Alaska

Migration

The earliest immigrants to North America, more than 10,000 years ago, likely came to Alaska via a land bridge across what is now the Bering Strait. The Russian fur traders who arrived during the 1700s found Aleuts, Eskimos, and Indians already established there. Despite more than a century of Russian sovereignty over the area, however, few Russians came, and those that did returned to the mother country with the purchase of Alaska by the US in 1867. Virtually all other migration to Alaska has been from the continental US—first during the gold rush of the late 19th century and most recently during the oil boom of the 1970s. Between 1970 and 1983, Alaska's net gain from migration was 78,000, but Alaska suffered net losses in domestic migration of over 37,500 from 1985 to 1990, and 21,000 between 1990 and 1998.

Mobility is a way of life in Alaska.

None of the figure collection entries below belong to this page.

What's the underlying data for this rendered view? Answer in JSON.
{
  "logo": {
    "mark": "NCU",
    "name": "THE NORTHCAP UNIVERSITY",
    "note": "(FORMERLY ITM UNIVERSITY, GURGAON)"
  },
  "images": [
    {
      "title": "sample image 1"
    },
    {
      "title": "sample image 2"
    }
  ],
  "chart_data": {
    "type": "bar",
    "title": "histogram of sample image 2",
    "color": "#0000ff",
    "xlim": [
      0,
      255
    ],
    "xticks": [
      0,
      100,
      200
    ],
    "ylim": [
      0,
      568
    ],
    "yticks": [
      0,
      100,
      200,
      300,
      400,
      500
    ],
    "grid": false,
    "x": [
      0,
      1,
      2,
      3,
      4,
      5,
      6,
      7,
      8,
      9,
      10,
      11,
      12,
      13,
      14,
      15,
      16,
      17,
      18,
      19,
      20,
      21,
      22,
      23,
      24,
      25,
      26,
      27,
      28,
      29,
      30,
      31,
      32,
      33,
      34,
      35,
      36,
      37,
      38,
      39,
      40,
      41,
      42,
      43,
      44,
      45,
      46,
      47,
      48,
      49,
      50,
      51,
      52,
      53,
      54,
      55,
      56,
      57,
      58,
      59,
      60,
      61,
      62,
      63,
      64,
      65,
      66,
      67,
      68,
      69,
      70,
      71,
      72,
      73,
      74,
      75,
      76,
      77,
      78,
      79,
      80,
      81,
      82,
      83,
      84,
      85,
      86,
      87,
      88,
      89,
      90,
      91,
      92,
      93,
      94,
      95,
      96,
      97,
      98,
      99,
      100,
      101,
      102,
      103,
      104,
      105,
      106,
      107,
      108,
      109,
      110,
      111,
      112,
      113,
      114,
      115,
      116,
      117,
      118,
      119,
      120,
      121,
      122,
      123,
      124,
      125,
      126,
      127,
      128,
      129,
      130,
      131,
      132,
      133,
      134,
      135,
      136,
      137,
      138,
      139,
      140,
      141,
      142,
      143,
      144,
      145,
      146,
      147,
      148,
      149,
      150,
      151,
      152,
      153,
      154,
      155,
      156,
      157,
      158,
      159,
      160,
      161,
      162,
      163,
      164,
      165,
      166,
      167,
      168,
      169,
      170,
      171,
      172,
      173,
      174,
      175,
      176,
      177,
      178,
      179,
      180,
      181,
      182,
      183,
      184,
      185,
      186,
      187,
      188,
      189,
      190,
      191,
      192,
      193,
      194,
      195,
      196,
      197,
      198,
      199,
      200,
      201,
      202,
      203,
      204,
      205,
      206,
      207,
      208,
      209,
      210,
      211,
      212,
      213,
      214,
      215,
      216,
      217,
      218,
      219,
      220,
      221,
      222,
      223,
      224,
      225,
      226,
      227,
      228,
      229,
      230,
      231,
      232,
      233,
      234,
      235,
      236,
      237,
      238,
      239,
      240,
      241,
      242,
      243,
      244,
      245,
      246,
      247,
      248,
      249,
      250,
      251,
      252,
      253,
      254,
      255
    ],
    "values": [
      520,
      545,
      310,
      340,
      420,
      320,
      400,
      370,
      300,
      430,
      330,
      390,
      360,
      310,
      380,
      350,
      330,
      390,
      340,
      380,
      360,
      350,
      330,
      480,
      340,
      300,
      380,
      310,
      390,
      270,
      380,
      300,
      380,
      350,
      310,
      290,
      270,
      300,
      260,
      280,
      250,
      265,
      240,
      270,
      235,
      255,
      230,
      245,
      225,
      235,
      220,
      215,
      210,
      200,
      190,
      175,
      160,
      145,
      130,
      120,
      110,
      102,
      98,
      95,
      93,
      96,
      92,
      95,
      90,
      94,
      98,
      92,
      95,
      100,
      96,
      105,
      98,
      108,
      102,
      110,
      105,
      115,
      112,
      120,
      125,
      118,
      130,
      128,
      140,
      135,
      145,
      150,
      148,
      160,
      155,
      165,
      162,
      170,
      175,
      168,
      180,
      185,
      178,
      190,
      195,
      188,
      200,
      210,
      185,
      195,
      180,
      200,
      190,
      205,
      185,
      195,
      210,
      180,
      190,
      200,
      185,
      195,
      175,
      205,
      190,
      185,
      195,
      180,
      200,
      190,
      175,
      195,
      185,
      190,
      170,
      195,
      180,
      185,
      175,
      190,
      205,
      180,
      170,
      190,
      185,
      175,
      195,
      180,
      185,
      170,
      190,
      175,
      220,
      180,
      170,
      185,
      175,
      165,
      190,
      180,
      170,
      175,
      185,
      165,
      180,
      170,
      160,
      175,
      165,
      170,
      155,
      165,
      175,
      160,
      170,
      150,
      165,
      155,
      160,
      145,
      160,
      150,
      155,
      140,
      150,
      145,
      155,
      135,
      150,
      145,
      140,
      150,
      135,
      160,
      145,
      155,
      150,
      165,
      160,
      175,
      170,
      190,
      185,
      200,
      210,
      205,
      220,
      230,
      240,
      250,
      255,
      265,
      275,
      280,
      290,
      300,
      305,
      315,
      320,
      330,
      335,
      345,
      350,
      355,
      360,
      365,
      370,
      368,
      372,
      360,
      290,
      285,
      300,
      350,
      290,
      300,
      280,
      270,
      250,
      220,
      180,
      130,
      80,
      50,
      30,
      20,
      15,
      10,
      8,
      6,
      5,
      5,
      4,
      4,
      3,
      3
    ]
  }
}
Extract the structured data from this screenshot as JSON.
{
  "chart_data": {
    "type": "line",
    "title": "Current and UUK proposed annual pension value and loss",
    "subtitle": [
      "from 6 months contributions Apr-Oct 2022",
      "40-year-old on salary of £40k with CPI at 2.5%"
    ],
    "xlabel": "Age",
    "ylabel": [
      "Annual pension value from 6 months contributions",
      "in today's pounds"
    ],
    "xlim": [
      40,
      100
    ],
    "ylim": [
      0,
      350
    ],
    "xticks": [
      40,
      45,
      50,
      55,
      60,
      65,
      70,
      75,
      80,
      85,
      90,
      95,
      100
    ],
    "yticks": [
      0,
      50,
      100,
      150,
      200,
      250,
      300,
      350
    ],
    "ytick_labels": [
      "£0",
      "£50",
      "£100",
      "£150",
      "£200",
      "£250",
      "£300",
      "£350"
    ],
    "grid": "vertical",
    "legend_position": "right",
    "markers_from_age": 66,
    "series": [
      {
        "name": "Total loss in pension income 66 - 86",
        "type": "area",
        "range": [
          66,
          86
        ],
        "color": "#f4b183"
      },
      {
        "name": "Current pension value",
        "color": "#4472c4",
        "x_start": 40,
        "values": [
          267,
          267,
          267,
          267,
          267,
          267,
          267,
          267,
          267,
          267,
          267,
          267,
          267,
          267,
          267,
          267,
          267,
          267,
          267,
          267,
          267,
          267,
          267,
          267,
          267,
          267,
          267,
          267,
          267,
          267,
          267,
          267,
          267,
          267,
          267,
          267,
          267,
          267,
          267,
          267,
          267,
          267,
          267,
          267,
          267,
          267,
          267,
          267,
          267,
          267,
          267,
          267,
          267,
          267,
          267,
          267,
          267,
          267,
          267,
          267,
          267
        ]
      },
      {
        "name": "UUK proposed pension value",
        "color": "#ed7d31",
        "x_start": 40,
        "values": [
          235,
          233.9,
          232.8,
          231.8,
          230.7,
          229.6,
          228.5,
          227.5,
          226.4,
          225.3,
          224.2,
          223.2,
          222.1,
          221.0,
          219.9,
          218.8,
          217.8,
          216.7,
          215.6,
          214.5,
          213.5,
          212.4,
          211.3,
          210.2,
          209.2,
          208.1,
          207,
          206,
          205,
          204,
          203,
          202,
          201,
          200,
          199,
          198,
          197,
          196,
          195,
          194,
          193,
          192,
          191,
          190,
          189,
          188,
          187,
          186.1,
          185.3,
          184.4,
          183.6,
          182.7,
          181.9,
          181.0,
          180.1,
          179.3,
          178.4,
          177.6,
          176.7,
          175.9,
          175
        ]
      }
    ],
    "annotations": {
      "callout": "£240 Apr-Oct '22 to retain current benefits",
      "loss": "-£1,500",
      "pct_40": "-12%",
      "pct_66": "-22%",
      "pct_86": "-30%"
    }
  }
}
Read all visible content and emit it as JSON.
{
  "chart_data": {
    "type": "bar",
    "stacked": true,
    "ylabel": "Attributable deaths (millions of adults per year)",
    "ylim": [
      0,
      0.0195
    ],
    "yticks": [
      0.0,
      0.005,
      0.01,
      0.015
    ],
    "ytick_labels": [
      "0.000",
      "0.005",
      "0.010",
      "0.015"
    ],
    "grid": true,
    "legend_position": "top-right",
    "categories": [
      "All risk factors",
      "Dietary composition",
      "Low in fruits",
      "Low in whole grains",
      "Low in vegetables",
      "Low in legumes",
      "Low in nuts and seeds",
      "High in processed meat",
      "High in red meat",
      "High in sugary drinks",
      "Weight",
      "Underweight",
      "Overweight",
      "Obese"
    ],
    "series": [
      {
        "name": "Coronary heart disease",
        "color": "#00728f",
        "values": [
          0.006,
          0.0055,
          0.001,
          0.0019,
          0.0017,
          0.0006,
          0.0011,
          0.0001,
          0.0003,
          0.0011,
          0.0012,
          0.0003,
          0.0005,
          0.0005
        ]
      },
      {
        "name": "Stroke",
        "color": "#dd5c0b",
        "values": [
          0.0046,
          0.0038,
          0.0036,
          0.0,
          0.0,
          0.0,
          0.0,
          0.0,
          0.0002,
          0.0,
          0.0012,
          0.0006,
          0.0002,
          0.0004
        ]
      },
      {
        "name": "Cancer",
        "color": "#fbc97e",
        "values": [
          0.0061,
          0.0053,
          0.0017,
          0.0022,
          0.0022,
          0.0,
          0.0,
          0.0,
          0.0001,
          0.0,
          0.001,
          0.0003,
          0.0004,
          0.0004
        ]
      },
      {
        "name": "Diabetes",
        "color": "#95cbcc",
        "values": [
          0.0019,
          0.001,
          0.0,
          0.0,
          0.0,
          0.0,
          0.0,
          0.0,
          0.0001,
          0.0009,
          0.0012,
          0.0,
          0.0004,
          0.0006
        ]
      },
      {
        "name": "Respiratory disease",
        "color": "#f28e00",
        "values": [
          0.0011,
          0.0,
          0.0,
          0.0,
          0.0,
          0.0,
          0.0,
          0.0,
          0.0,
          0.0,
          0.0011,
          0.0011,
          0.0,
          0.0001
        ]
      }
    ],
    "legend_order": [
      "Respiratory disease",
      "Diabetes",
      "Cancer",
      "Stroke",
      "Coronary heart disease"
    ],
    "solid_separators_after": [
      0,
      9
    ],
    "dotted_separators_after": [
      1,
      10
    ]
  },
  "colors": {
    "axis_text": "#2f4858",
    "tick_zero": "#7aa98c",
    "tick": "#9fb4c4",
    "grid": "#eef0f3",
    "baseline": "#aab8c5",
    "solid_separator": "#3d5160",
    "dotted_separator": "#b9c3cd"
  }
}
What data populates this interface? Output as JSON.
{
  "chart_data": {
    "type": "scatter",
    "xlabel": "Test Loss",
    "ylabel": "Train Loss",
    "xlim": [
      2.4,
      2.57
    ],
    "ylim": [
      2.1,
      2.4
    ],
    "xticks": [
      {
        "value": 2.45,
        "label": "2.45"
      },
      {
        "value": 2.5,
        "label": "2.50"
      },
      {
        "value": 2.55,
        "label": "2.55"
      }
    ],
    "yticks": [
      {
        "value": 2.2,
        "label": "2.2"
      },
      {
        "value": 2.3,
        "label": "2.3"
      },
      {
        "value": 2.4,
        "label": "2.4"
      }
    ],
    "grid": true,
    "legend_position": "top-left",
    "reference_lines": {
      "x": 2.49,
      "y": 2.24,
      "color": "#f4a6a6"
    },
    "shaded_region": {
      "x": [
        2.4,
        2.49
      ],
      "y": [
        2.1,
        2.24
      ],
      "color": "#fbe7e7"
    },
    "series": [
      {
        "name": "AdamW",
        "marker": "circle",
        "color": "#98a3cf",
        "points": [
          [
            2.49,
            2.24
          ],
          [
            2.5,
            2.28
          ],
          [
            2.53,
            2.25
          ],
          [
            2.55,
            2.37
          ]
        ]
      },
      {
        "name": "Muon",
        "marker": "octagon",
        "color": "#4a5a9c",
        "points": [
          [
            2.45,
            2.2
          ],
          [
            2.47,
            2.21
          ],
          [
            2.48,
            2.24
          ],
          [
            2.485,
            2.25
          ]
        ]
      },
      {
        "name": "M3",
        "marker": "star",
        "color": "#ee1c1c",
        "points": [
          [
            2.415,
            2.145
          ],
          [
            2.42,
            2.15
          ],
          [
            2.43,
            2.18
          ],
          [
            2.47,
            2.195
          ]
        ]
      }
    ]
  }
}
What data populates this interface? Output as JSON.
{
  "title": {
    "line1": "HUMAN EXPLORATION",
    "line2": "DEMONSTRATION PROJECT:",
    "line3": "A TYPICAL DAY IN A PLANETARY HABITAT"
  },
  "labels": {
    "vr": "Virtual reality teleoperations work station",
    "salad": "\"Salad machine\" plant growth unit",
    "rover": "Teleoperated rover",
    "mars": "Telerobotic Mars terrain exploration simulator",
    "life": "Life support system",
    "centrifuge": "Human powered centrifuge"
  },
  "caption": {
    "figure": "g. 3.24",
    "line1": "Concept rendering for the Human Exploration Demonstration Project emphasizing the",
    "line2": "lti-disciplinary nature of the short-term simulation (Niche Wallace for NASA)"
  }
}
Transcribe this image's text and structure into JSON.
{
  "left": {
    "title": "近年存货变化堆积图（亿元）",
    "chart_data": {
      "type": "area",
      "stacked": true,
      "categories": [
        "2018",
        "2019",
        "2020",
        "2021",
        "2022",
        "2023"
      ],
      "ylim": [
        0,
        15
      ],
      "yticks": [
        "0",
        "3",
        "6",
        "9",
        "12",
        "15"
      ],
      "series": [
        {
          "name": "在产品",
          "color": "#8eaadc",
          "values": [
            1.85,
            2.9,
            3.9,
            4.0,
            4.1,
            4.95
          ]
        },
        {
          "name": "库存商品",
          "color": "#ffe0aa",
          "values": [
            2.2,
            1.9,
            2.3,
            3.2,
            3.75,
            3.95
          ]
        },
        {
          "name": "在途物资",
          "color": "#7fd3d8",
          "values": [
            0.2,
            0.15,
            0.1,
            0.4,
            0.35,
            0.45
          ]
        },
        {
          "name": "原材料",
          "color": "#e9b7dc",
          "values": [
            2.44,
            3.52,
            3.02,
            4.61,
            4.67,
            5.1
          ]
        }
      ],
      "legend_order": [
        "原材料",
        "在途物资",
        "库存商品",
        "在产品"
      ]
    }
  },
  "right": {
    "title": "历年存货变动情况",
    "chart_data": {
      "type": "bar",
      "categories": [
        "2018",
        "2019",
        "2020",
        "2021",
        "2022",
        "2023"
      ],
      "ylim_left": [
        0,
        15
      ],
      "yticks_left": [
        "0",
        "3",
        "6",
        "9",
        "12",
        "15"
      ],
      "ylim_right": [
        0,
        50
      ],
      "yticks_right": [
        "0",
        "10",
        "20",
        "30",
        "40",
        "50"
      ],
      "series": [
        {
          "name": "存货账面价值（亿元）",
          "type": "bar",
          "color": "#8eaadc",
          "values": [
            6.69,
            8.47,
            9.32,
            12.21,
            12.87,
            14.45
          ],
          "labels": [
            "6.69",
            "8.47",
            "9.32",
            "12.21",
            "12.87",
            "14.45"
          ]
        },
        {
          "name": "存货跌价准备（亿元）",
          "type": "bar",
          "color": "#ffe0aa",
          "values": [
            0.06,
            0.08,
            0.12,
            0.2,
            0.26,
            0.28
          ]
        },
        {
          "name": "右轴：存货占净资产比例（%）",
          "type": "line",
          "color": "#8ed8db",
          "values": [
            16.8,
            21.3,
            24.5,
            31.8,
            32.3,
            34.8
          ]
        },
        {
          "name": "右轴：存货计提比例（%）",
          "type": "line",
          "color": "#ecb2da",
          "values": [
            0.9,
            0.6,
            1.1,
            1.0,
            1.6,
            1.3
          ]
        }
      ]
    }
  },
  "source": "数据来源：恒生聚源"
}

Urbanization increased with migration during the 1980s; the urban population increased from 64.5% in 1980 to 67.5% of the total population in 1990. In the 1990s, migration added 17,000 people to the state. In 1998, Alaska admitted 1,008 immigrants. Between 1995 and 1998, the population increased 2.1%. In the period 1995–2000, 95,562 people moved into the state and 126,060, for a net loss of 30,498 people.